Federal Reserve Chair Jerome Powell stated on Monday that the central bank does not anticipate a rate hike this year, despite rising oil prices and inflation pressures. Investors have also scaled back expectations for future hikes, focusing instead on a 'higher-for-longer' policy stance.
Powell addressed concerns about private credit markets, asserting there is no immediate risk of contagion spreading to the broader financial system. He described recent market corrections as localized, noting that while some investors may lose money, systemic risks are not evident. The remarks came amid heightened volatility in private credit markets, particularly after a failed merger by Blue Owl Capital triggered a wave of redemption requests.
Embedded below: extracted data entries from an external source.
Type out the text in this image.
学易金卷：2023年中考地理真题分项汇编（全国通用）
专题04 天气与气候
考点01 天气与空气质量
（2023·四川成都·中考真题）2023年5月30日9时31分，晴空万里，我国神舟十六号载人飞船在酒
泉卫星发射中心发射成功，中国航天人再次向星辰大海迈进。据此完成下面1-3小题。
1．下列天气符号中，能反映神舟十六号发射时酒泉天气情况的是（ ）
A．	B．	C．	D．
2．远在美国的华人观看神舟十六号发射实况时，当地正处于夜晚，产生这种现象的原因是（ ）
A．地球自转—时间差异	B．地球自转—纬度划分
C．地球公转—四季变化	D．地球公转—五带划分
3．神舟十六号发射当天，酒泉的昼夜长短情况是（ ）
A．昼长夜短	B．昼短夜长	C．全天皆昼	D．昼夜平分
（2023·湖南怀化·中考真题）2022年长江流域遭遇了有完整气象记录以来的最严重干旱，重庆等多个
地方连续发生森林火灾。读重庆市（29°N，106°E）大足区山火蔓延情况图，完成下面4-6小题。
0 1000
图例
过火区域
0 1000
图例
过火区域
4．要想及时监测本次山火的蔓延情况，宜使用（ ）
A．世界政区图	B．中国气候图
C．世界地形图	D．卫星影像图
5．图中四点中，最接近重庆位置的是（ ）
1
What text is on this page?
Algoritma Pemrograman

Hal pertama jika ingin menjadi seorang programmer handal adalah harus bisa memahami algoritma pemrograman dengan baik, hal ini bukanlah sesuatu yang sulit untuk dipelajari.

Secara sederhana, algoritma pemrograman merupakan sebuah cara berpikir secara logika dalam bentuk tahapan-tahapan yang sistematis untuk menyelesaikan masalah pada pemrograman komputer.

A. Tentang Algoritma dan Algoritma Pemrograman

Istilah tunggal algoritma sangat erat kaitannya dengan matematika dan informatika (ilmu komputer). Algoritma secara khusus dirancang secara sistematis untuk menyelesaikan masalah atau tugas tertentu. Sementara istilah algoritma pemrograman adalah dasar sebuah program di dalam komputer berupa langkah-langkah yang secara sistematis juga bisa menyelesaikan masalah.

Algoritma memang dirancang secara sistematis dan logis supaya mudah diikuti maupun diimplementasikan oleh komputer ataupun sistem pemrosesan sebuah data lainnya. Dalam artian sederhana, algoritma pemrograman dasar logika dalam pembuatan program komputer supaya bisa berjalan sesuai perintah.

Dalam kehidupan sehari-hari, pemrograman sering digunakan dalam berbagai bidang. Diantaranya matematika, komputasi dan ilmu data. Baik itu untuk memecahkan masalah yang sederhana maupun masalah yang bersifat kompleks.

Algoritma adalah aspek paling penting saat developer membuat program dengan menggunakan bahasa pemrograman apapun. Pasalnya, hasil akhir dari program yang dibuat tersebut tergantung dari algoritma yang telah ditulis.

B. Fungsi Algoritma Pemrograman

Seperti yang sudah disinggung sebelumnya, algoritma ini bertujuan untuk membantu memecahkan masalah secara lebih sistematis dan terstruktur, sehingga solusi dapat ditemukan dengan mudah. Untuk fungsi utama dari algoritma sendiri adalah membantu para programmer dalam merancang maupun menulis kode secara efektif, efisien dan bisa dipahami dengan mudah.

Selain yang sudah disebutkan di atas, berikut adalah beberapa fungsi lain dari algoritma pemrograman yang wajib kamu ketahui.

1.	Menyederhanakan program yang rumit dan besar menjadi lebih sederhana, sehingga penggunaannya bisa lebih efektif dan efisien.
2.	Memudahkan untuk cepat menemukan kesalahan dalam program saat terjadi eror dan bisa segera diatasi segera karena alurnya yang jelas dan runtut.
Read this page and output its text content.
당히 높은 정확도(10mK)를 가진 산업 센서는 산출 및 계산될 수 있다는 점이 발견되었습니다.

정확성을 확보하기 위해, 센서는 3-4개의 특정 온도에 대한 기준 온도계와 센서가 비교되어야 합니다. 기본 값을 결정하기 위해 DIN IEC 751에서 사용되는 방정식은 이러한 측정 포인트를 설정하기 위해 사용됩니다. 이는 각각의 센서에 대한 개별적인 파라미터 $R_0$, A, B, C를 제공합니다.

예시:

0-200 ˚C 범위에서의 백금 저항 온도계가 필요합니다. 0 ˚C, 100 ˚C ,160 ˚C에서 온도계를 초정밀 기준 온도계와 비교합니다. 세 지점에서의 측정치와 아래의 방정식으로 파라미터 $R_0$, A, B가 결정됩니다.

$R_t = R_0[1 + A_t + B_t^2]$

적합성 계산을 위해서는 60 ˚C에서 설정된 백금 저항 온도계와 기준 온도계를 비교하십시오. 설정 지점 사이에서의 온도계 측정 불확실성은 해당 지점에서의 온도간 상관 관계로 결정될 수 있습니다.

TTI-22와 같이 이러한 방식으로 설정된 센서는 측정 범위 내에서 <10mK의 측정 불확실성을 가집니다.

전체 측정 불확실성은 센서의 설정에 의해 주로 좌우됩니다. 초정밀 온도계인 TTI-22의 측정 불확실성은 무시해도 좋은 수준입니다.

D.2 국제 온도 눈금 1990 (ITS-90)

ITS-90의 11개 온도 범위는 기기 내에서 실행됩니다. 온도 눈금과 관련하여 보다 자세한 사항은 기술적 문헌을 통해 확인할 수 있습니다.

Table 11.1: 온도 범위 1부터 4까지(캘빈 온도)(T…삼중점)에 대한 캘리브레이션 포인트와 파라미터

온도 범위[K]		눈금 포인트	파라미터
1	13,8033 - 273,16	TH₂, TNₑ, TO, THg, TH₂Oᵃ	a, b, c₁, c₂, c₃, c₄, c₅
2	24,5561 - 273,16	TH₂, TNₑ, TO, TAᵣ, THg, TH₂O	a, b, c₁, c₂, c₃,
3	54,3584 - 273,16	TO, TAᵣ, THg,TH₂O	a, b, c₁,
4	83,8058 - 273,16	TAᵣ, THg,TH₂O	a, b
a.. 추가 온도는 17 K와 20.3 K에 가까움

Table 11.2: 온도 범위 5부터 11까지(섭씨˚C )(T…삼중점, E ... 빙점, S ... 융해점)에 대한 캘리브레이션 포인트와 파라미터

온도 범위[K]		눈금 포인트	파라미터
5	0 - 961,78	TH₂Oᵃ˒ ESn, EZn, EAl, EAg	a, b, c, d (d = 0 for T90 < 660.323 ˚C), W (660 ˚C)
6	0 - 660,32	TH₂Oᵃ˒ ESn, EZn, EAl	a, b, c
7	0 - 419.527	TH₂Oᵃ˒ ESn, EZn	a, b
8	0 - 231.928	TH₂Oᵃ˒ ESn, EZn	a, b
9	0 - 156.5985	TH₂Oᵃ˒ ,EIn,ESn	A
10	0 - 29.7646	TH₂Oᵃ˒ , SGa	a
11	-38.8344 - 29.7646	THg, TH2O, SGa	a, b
The Fed chair reiterated that current interest rates, set between 3.5% and 3.75%, are appropriate to manage economic shocks, including the ongoing Middle East conflict and tariff-driven inflation. Powell estimated that tariffs contribute 0.5% to 1% to inflation but predicted this impact would be temporary. Without tariffs, he suggested inflation would be closer to 2%.
Powell’s term ends in mid-May, and Kevin Warsh has been nominated as his successor. However, Warsh’s confirmation is delayed due to a Senate investigation into renovations at the Fed headquarters. Meanwhile, Powell’s successor has not publicly commented on long-term rate policy directions.
The Fed remains focused on maintaining stable prices and low unemployment, with Powell emphasizing that inflation expectations are 'well anchored' despite short-term energy market fluctuations.